[Cinéma] Contes du Hasard et Autres Fantaisies de Ryusuke Hamaguchi




Trois contes parfois étranges qui explorent l'intimité de personnages qui "par hasard" sont amenés à la confier à un tiers, lui même pris au dépourvu. Le premier conte n'est pas fou, propose une énième variante du mécanisme de triangle amoureux, mais il le fait de façon maline, nous laissant dans le noir un bon moment jusqu'au moment de la révélation pas si retentissante que ça mais qui a le mérite de donner envie de retourner en arrière pour étudier certaines attitudes et déceler les indices que nous avions sous le nez. 




Le second est plutôt amusant. L'histoire d'un stratagème qui vise à piéger un enseignant en le poussant à succomber aux charmes de l'une de ses étudiantes. Les attitudes de cette dernière, tellement peu subtiles, sont assez drôles. Ses tentatives pour mettre l'enseignant mal à l'aise et susciter chez lui le désir étant vraiment déplacées, le spectateur lui-même peut potentiellement se sentir un peu pris au piège. Bien sur tout ne se déroule pas comme prévu, mais je n'en dirai pas plus. 
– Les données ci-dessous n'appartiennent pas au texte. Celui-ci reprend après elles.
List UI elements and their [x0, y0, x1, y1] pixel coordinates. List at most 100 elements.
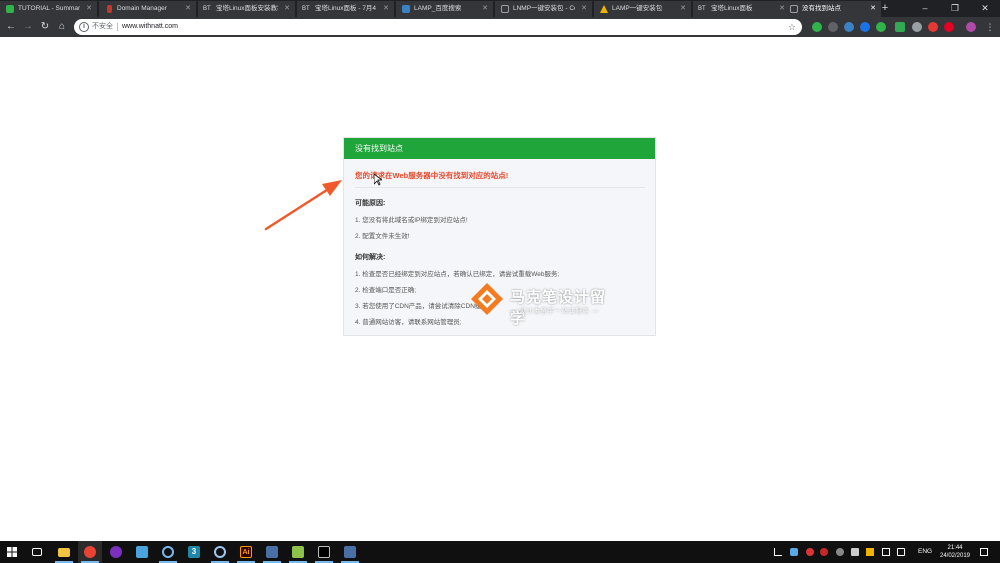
3d-app-button[interactable]: 3 — [182, 541, 206, 563]
network-icon — [266, 546, 278, 558]
pinterest-icon[interactable] — [944, 22, 954, 32]
tab-domain-manager[interactable]: Domain Manager ✕ — [99, 1, 197, 17]
illustrator-button[interactable]: Ai — [234, 541, 258, 563]
extension-search-icon[interactable] — [860, 22, 870, 32]
tab-title: 宝塔Linux面板 — [711, 5, 753, 12]
folder-icon — [58, 548, 70, 557]
tab-tutorial-summary[interactable]: TUTORIAL - Summary | ✕ — [0, 1, 98, 17]
tab-site-not-found-active[interactable]: 没有找到站点 ✕ — [784, 1, 882, 17]
solution-item: 2. 检查端口是否正确; — [355, 287, 417, 294]
tab-title: 没有找到站点 — [802, 5, 841, 12]
tab-close-icon[interactable]: ✕ — [383, 1, 389, 17]
page-favicon-icon — [790, 5, 798, 13]
task-view-icon — [32, 548, 42, 556]
forward-button[interactable]: → — [20, 19, 36, 35]
network-app-button[interactable] — [260, 541, 284, 563]
url-text[interactable]: www.withnatt.com — [122, 19, 178, 35]
illustrator-icon: Ai — [240, 546, 252, 558]
tab-bt-panel-july[interactable]: BT 宝塔Linux面板 - 7月4日 ✕ — [297, 1, 395, 17]
terminal-button[interactable] — [312, 541, 336, 563]
extension-gray-icon[interactable] — [828, 22, 838, 32]
tab-lnmp-install[interactable]: LNMP一键安装包 - Cen ✕ — [495, 1, 593, 17]
notepad-icon — [292, 546, 304, 558]
start-button[interactable] — [0, 541, 24, 563]
chrome-icon — [84, 546, 96, 558]
gear-icon — [214, 546, 226, 558]
profile-avatar[interactable] — [966, 22, 976, 32]
bt-favicon-icon: BT — [203, 6, 211, 12]
bt-favicon-icon: BT — [302, 6, 310, 12]
baidu-favicon-icon — [402, 5, 410, 13]
tray-record-icon[interactable] — [806, 548, 814, 556]
info-icon[interactable]: i — [79, 22, 89, 32]
chrome-button[interactable] — [78, 541, 102, 563]
divider — [117, 23, 118, 31]
reason-item: 1. 您没有将此域名或IP绑定到对应站点! — [355, 217, 468, 224]
clock-date: 24/02/2019 — [939, 553, 971, 559]
task-view-button[interactable] — [26, 541, 50, 563]
people-icon[interactable] — [774, 548, 782, 556]
windows-taskbar: 3 Ai ENG 21:44 24/02/2019 — [0, 541, 1000, 563]
notepad-button[interactable] — [286, 541, 310, 563]
watermark: 马克笔设计留学 — 设计类留学一站式服务 — — [470, 282, 620, 327]
warning-favicon-icon — [600, 5, 608, 13]
reload-button[interactable]: ↻ — [37, 19, 53, 35]
bird-app-button[interactable] — [130, 541, 154, 563]
clock-time: 21:44 — [947, 545, 963, 551]
tab-title: 宝塔Linux面板安装教程 — [216, 5, 278, 12]
home-button[interactable]: ⌂ — [54, 19, 70, 35]
tab-close-icon[interactable]: ✕ — [284, 1, 290, 17]
tray-usb-icon[interactable] — [851, 548, 859, 556]
watermark-subtitle: — 设计类留学一站式服务 — — [510, 309, 600, 315]
tray-app-icon[interactable] — [790, 548, 798, 556]
tray-shield-icon[interactable] — [866, 548, 874, 556]
tab-lamp-baidu[interactable]: LAMP_百度搜索 ✕ — [396, 1, 494, 17]
minimize-button[interactable]: – — [910, 0, 940, 17]
file-explorer-button[interactable] — [52, 541, 76, 563]
tray-gray-icon[interactable] — [836, 548, 844, 556]
clock[interactable]: 21:44 24/02/2019 — [935, 544, 975, 560]
tray-network-icon[interactable] — [882, 548, 890, 556]
solution-item: 1. 检查是否已经绑定到对应站点，若确认已绑定，请尝试重载Web服务; — [355, 271, 560, 278]
browser-toolbar: ← → ↻ ⌂ i 不安全 www.withnatt.com ☆ ⋮ — [0, 17, 1000, 37]
extension-grammar-icon[interactable] — [876, 22, 886, 32]
tab-strip: TUTORIAL - Summary | ✕ Domain Manager ✕ … — [0, 0, 1000, 17]
extension-green-icon[interactable] — [812, 22, 822, 32]
tab-bt-panel[interactable]: BT 宝塔Linux面板 ✕ — [693, 1, 791, 17]
divider — [355, 187, 645, 188]
circle-app-icon — [162, 546, 174, 558]
tab-close-icon[interactable]: ✕ — [581, 1, 587, 17]
tab-close-icon[interactable]: ✕ — [482, 1, 488, 17]
language-indicator[interactable]: ENG — [918, 541, 932, 563]
tab-bt-install-guide[interactable]: BT 宝塔Linux面板安装教程 ✕ — [198, 1, 296, 17]
network-app-2-button[interactable] — [338, 541, 362, 563]
settings-app-button[interactable] — [208, 541, 232, 563]
mouse-cursor-icon — [374, 174, 382, 186]
cortana-button[interactable] — [156, 541, 180, 563]
extension-red-icon[interactable] — [928, 22, 938, 32]
network-icon — [344, 546, 356, 558]
tab-close-icon[interactable]: ✕ — [86, 1, 92, 17]
tab-close-icon[interactable]: ✕ — [870, 1, 876, 17]
extension-blue-icon[interactable] — [844, 22, 854, 32]
new-tab-button[interactable]: + — [877, 1, 893, 17]
firefox-icon — [110, 546, 122, 558]
notification-center-icon[interactable] — [980, 548, 988, 556]
security-label: 不安全 — [92, 23, 113, 30]
firefox-button[interactable] — [104, 541, 128, 563]
tab-lamp-install[interactable]: LAMP一键安装包 ✕ — [594, 1, 692, 17]
domain-favicon-icon — [107, 5, 112, 13]
close-window-button[interactable]: ✕ — [970, 0, 1000, 17]
tab-close-icon[interactable]: ✕ — [680, 1, 686, 17]
back-button[interactable]: ← — [3, 19, 19, 35]
address-bar[interactable]: i 不安全 www.withnatt.com ☆ — [74, 19, 802, 35]
menu-dots-icon[interactable]: ⋮ — [982, 19, 998, 35]
tab-close-icon[interactable]: ✕ — [185, 1, 191, 17]
extension-globe-icon[interactable] — [912, 22, 922, 32]
bookmark-star-icon[interactable]: ☆ — [788, 19, 796, 35]
maximize-button[interactable]: ❐ — [940, 0, 970, 17]
extension-sheets-icon[interactable] — [895, 22, 905, 32]
volume-icon[interactable] — [897, 548, 905, 556]
solutions-title: 如何解决: — [355, 254, 386, 261]
tray-red-icon[interactable] — [820, 548, 828, 556]
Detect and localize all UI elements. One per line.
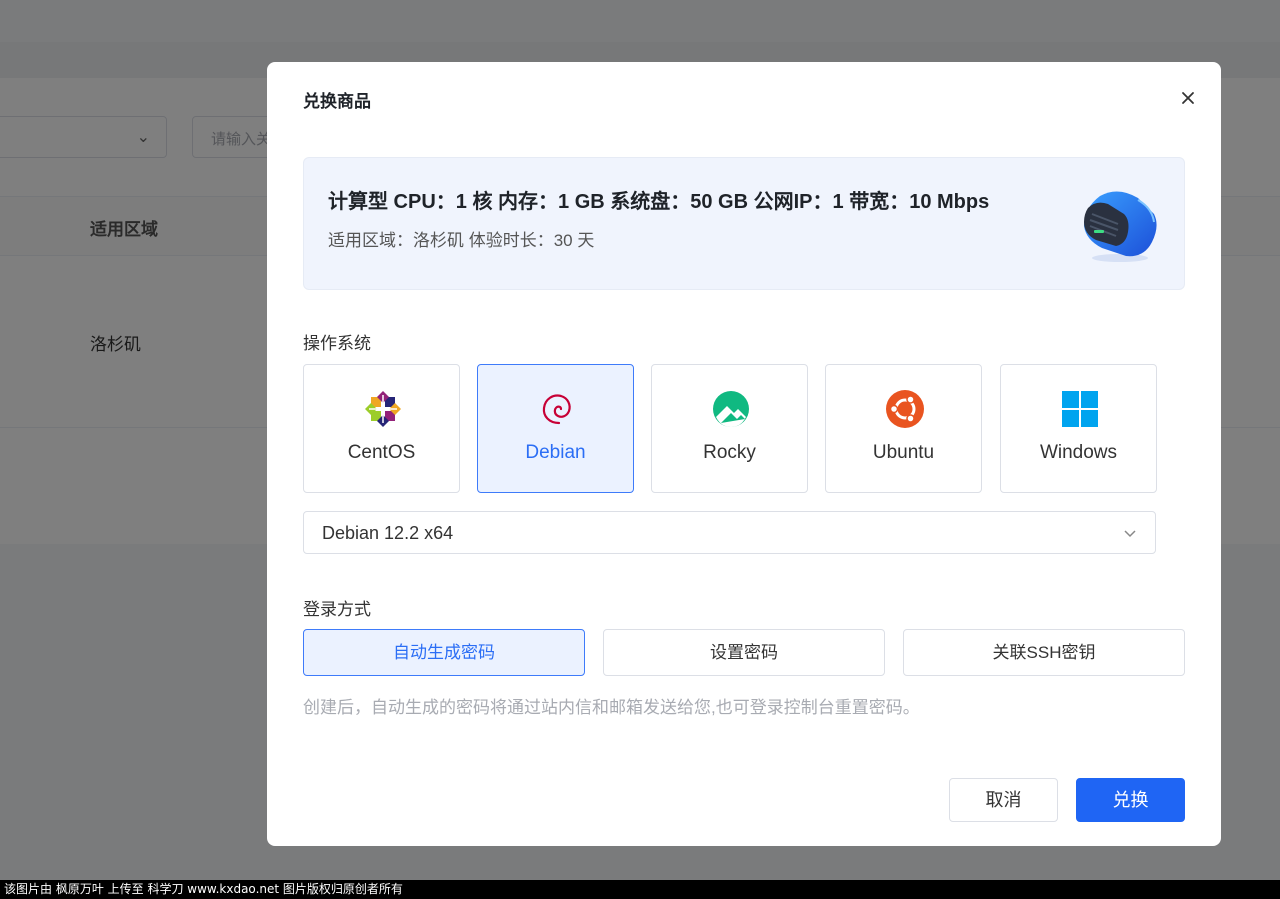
os-version-value: Debian 12.2 x64 xyxy=(322,523,454,543)
product-spec: 计算型 CPU：1 核 内存：1 GB 系统盘：50 GB 公网IP：1 带宽：… xyxy=(328,191,990,213)
login-option-ssh-key[interactable]: 关联SSH密钥 xyxy=(903,629,1185,676)
os-section-label: 操作系统 xyxy=(303,334,371,353)
dialog-title: 兑换商品 xyxy=(303,92,371,111)
rocky-icon xyxy=(713,391,749,427)
debian-icon xyxy=(542,394,571,425)
os-name: Ubuntu xyxy=(872,442,935,463)
os-name: Rocky xyxy=(703,442,756,463)
login-method-label: 登录方式 xyxy=(303,600,371,619)
os-option-rocky[interactable]: Rocky xyxy=(651,364,808,493)
os-option-debian[interactable]: Debian xyxy=(477,364,634,493)
login-option-set-password[interactable]: 设置密码 xyxy=(603,629,885,676)
chevron-down-icon xyxy=(1124,530,1136,538)
redeem-button[interactable]: 兑换 xyxy=(1076,778,1185,822)
os-option-windows[interactable]: Windows xyxy=(1000,364,1157,493)
close-icon[interactable] xyxy=(1176,86,1200,110)
windows-icon xyxy=(1062,391,1098,427)
centos-icon xyxy=(365,391,401,427)
ubuntu-icon xyxy=(886,390,924,428)
os-name: Debian xyxy=(525,442,586,463)
os-option-centos[interactable]: CentOS xyxy=(303,364,460,493)
login-hint-text: 创建后，自动生成的密码将通过站内信和邮箱发送给您,也可登录控制台重置密码。 xyxy=(303,698,920,717)
server-illustration-icon xyxy=(1084,191,1157,262)
product-region-duration: 适用区域：洛杉矶 体验时长：30 天 xyxy=(328,231,595,250)
os-version-select[interactable]: Debian 12.2 x64 xyxy=(303,511,1156,554)
watermark-bar: 该图片由 枫原万叶 上传至 科学刀 www.kxdao.net 图片版权归原创者… xyxy=(0,880,1280,899)
login-option-auto-password[interactable]: 自动生成密码 xyxy=(303,629,585,676)
os-name: Windows xyxy=(1039,442,1118,463)
redeem-dialog: 兑换商品 计算型 CPU：1 核 内存：1 GB 系统盘：50 GB 公网IP：… xyxy=(267,62,1221,846)
cancel-button[interactable]: 取消 xyxy=(949,778,1058,822)
os-option-ubuntu[interactable]: Ubuntu xyxy=(825,364,982,493)
product-card: 计算型 CPU：1 核 内存：1 GB 系统盘：50 GB 公网IP：1 带宽：… xyxy=(303,157,1185,290)
os-name: CentOS xyxy=(347,442,416,463)
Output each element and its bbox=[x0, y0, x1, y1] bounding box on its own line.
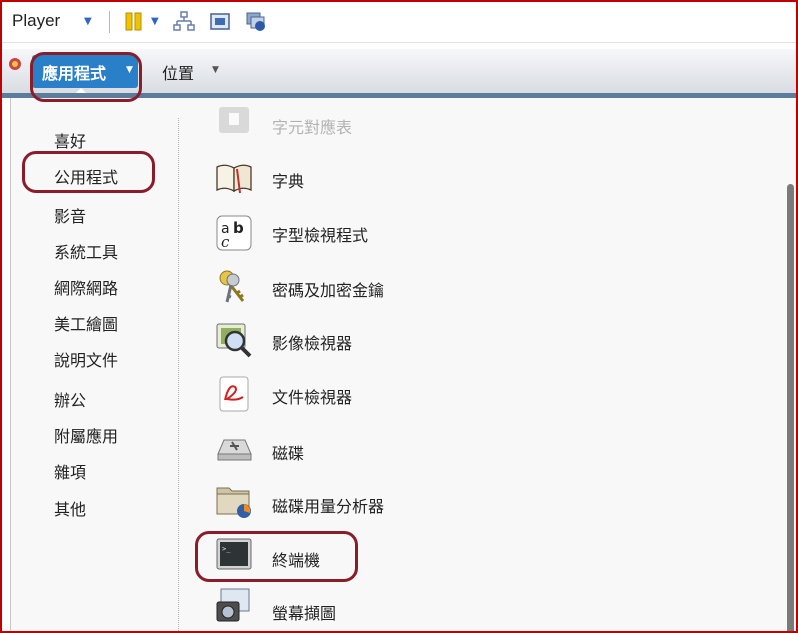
app-disks[interactable]: 磁碟 bbox=[272, 440, 304, 464]
gnome-logo-icon bbox=[9, 58, 21, 70]
character-map-icon bbox=[219, 107, 249, 133]
category-other[interactable]: 其他 bbox=[54, 496, 86, 520]
pause-icon[interactable] bbox=[125, 12, 143, 32]
app-font-viewer[interactable]: 字型檢視程式 bbox=[272, 222, 368, 246]
category-graphics[interactable]: 美工繪圖 bbox=[54, 311, 118, 335]
toolbar-separator bbox=[109, 11, 110, 33]
window-frame: Player ▼ ▼ 應用程式 ▼ 位置 ▼ 喜好 公用程式 影音 系統工具 網… bbox=[0, 0, 798, 633]
font-viewer-icon: a b c bbox=[216, 215, 252, 251]
highlight-utilities-category bbox=[22, 151, 155, 193]
player-menu-button[interactable]: Player bbox=[12, 11, 60, 31]
disks-icon bbox=[217, 439, 252, 461]
category-documentation[interactable]: 說明文件 bbox=[54, 347, 118, 371]
category-sound-video[interactable]: 影音 bbox=[54, 203, 86, 227]
dictionary-icon bbox=[216, 164, 252, 194]
player-dropdown-arrow-icon[interactable]: ▼ bbox=[84, 16, 92, 27]
category-internet[interactable]: 網際網路 bbox=[54, 275, 118, 299]
menu-column-divider bbox=[178, 118, 179, 631]
app-dictionary[interactable]: 字典 bbox=[272, 168, 304, 192]
places-chevron-down-icon: ▼ bbox=[212, 65, 219, 75]
category-sundry[interactable]: 雜項 bbox=[54, 459, 86, 483]
network-icon[interactable] bbox=[173, 11, 195, 33]
fullscreen-icon[interactable] bbox=[209, 11, 231, 33]
app-document-viewer[interactable]: 文件檢視器 bbox=[272, 384, 352, 408]
player-toolbar bbox=[2, 2, 796, 43]
unity-icon[interactable] bbox=[245, 11, 267, 33]
app-disk-usage-analyzer[interactable]: 磁碟用量分析器 bbox=[272, 493, 384, 517]
app-screenshot[interactable]: 螢幕擷圖 bbox=[272, 600, 336, 624]
image-viewer-icon bbox=[216, 323, 252, 358]
places-menu-button[interactable]: 位置 bbox=[162, 60, 194, 84]
screenshot-icon bbox=[216, 588, 250, 622]
highlight-applications-menu bbox=[30, 52, 142, 102]
category-system-tools[interactable]: 系統工具 bbox=[54, 239, 118, 263]
disk-usage-icon bbox=[216, 487, 251, 518]
category-accessories[interactable]: 附屬應用 bbox=[54, 423, 118, 447]
app-passwords-keys[interactable]: 密碼及加密金鑰 bbox=[272, 277, 384, 301]
svg-text:b: b bbox=[233, 219, 244, 237]
svg-text:c: c bbox=[221, 233, 230, 251]
pause-dropdown-arrow-icon[interactable]: ▼ bbox=[151, 16, 159, 27]
app-image-viewer[interactable]: 影像檢視器 bbox=[272, 330, 352, 354]
highlight-terminal-app bbox=[195, 531, 358, 582]
app-character-map[interactable]: 字元對應表 bbox=[272, 114, 352, 138]
document-viewer-icon bbox=[219, 376, 249, 412]
menu-scrollbar-thumb[interactable] bbox=[787, 184, 794, 631]
category-favorites[interactable]: 喜好 bbox=[54, 128, 86, 152]
category-office[interactable]: 辦公 bbox=[54, 387, 86, 411]
keys-icon bbox=[219, 270, 245, 303]
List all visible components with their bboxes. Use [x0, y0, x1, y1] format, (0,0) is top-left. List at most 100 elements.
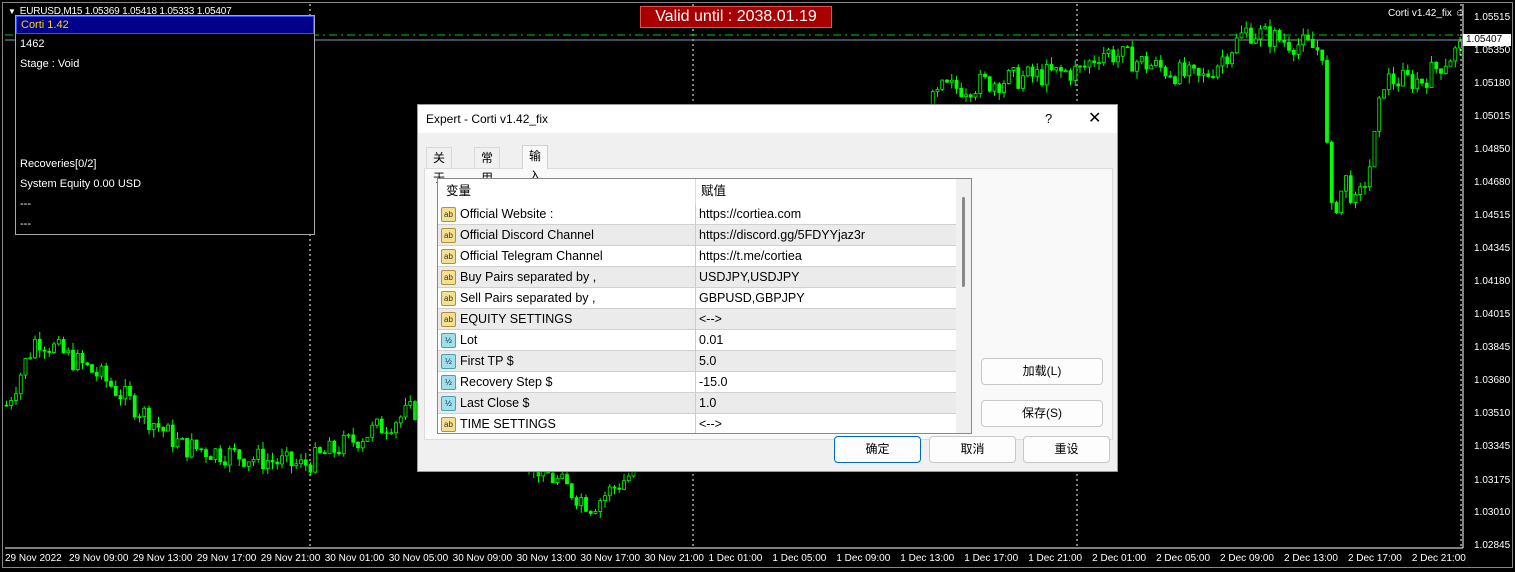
bear-candle: [223, 461, 227, 466]
close-button[interactable]: ✕: [1088, 105, 1101, 133]
bear-candle: [1291, 49, 1296, 55]
table-row[interactable]: ½ Recovery Step $ -15.0: [438, 372, 956, 393]
bull-candle: [973, 93, 978, 98]
bear-candle: [1130, 46, 1135, 72]
bull-candle: [384, 432, 389, 435]
bear-candle: [322, 452, 327, 455]
bear-candle: [94, 371, 99, 377]
price-tick-label: 1.02845: [1474, 540, 1511, 551]
param-value[interactable]: https://t.me/cortiea: [699, 246, 802, 266]
time-tick-label: 2 Dec 01:00: [1092, 553, 1147, 564]
string-type-icon: ab: [441, 207, 456, 222]
dialog-title: Expert - Corti v1.42_fix: [426, 112, 549, 126]
tab-common[interactable]: 常用: [474, 147, 501, 185]
bull-candle: [213, 448, 218, 460]
param-value[interactable]: <-->: [699, 414, 722, 433]
bull-candle: [1301, 34, 1306, 46]
bear-candle: [1144, 56, 1149, 70]
bull-candle: [52, 343, 56, 353]
bull-candle: [1367, 166, 1372, 188]
bear-candle: [270, 459, 275, 463]
bear-candle: [1163, 66, 1168, 77]
tab-about[interactable]: 关于: [426, 147, 453, 185]
price-tick-label: 1.05180: [1474, 78, 1511, 90]
tab-inputs[interactable]: 输入参数: [522, 145, 549, 223]
bull-candle: [327, 440, 332, 455]
price-tick-label: 1.04180: [1474, 276, 1511, 287]
save-button[interactable]: 保存(S): [981, 400, 1103, 427]
bull-candle: [403, 404, 408, 418]
bear-candle: [71, 349, 75, 370]
bull-candle: [1344, 175, 1348, 192]
table-row[interactable]: ½ Last Close $ 1.0: [438, 393, 956, 414]
price-tick-label: 1.03010: [1474, 507, 1511, 519]
bull-candle: [1382, 89, 1386, 99]
panel-recoveries: Recoveries[0/2]: [20, 158, 97, 170]
bull-candle: [1429, 61, 1434, 88]
param-value[interactable]: https://discord.gg/5FDYYjaz3r: [699, 225, 865, 245]
bear-candle: [997, 83, 1002, 93]
bull-candle: [56, 338, 61, 345]
bull-candle: [626, 475, 631, 482]
bull-candle: [1415, 78, 1420, 90]
column-value[interactable]: 赋值: [701, 179, 726, 203]
time-tick-label: 29 Nov 09:00: [68, 553, 129, 564]
bear-candle: [242, 458, 246, 467]
bull-candle: [1458, 40, 1462, 49]
param-value[interactable]: USDJPY,USDJPY: [699, 267, 800, 287]
panel-line: ---: [20, 198, 31, 210]
bear-candle: [1287, 41, 1291, 51]
param-name: Official Discord Channel: [460, 228, 594, 242]
time-tick-label: 1 Dec 09:00: [836, 553, 891, 564]
param-value[interactable]: 5.0: [699, 351, 716, 371]
table-row[interactable]: ½ Lot 0.01: [438, 330, 956, 351]
cancel-button[interactable]: 取消: [929, 436, 1016, 463]
bull-candle: [1253, 38, 1258, 44]
column-variable[interactable]: 变量: [446, 179, 471, 203]
time-tick-label: 29 Nov 17:00: [196, 553, 257, 564]
table-row[interactable]: ab Official Telegram Channel https://t.m…: [438, 246, 956, 267]
param-value[interactable]: 1.0: [699, 393, 716, 413]
bull-candle: [935, 88, 940, 93]
table-row[interactable]: ab Official Website : https://cortiea.co…: [438, 204, 956, 225]
table-row[interactable]: ab Sell Pairs separated by , GBPUSD,GBPJ…: [438, 288, 956, 309]
price-tick-label: 1.03345: [1474, 441, 1511, 453]
bear-candle: [987, 76, 992, 92]
reset-button[interactable]: 重设: [1023, 436, 1110, 463]
bull-candle: [1358, 186, 1363, 195]
time-tick-label: 29 Nov 13:00: [132, 553, 193, 564]
param-value[interactable]: https://cortiea.com: [699, 204, 801, 224]
table-row[interactable]: ab EQUITY SETTINGS <-->: [438, 309, 956, 330]
time-tick-label: 2 Dec 05:00: [1156, 553, 1211, 564]
bull-candle: [1073, 65, 1078, 81]
time-tick-label: 30 Nov 13:00: [516, 553, 577, 564]
bear-candle: [1158, 60, 1163, 68]
vertical-scrollbar[interactable]: [956, 179, 971, 433]
param-value[interactable]: GBPUSD,GBPJPY: [699, 288, 805, 308]
table-row[interactable]: ab Official Discord Channel https://disc…: [438, 225, 956, 246]
param-value[interactable]: -15.0: [699, 372, 728, 392]
price-tick-label: 1.04850: [1474, 143, 1511, 155]
table-row[interactable]: ½ First TP $ 5.0: [438, 351, 956, 372]
smiley-icon[interactable]: ☺: [1455, 8, 1465, 19]
table-row[interactable]: ab Buy Pairs separated by , USDJPY,USDJP…: [438, 267, 956, 288]
bear-candle: [968, 94, 973, 98]
bear-candle: [1092, 60, 1097, 64]
bear-candle: [1320, 49, 1325, 61]
dialog-titlebar[interactable]: Expert - Corti v1.42_fix ? ✕: [418, 105, 1117, 133]
load-button[interactable]: 加载(L): [981, 358, 1103, 385]
bear-candle: [4, 404, 9, 407]
help-button[interactable]: ?: [1045, 105, 1052, 133]
bull-candle: [560, 473, 565, 479]
bull-candle: [1097, 62, 1101, 65]
bull-candle: [365, 436, 370, 442]
time-tick-label: 1 Dec 13:00: [900, 553, 955, 564]
bear-candle: [356, 441, 360, 449]
table-row[interactable]: ab TIME SETTINGS <-->: [438, 414, 956, 433]
bull-candle: [299, 459, 303, 465]
bull-candle: [1087, 60, 1092, 68]
param-value[interactable]: 0.01: [699, 330, 723, 350]
scrollbar-thumb[interactable]: [962, 197, 965, 287]
param-value[interactable]: <-->: [699, 309, 722, 329]
ok-button[interactable]: 确定: [834, 436, 921, 463]
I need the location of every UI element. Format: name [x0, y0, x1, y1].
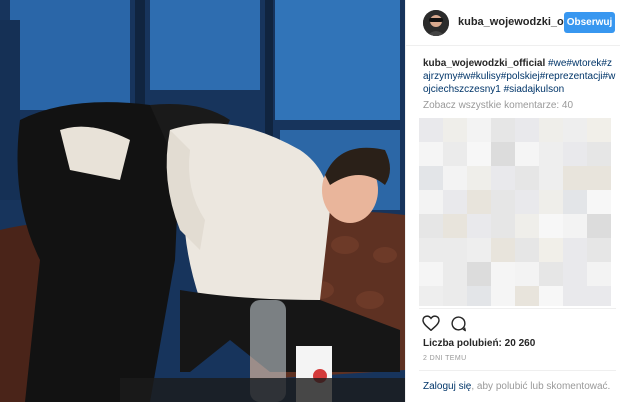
- follow-button[interactable]: Obserwuj: [564, 12, 615, 33]
- pixel-cell: [467, 190, 491, 214]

Le troisième conte est à mon goût le plus touchant des trois. Intitulé "Encore une fois" il part du principe qu'une catastrophe informatique a poussé l'humanité à se passer de ses outils numériques. Plus de smartphones, plus d'ordinateurs, plus de mails, plus de Facebook. Et des humains dès lors confrontés à des problèmes de mémoire, incapables de se souvenir d'anniversaires ou de remettre les bons noms sur les bons visages (et par ailleurs obligés de commander les films sur dvd par correspondance car le streaming n'existe plus). C'est dans ce monde là que deux femmes se croisent dans un escalator et se reconnaissent. Voilà des années, depuis le lycée à vrai dire, qu'elles ne s'étaient plus revues. L'une invite l'autre chez elle et s'en suit un dialogue très touchant sur le passé et les regrets. Jusqu'au twist amusant qui ouvre sur une sorte d'altruisme poétique, mais là encore je ne veux pas en dire trop. Ce film mérite d'être vu sans spoil.




La mise en scène est minimaliste et c'est avant tout le texte qui prime, c'est un film très littéraire dans l'âme qui articule trois contes n'impliquant jamais plus de trois ou quatre personnages qui échangent longuement, en particulier dans le second qui questionne le désir, la honte, la confiance en soi et tant d'autres thèmes et cela avec une finesse insoupçonnée. 

En sortant je me sentais tout léger et étrangement satisfait de me dire qu'il n'y avait aucune analyse particulière à en tirer. Il y a juste à le voir, en se sentant parfois perplexe en cours de route, mais récompensé à l'arrivée. Crescendo certain, du premier au troisième conte qui serait celui dont on tirerait le plus beau court-métrage il me semble.

Plusieurs personnages évoquent leur expérience d'un "moment hors du temps". Sans vraiment y croire, pris au dépourvu face au film, j'ai eu le sentiment que c'est bien ce que je venais de vivre une fois sorti du cinéma. Et c'est une agréable sensation. Un joli film qu'il est sans doute préférable de voir en salle où l'immersion dans ce rythme lent s'avèrera moins difficile sans distraction alentour. Et donc un de ces films qui réclament un effort d'attention et savent le récompenser. Une belle parenthèse.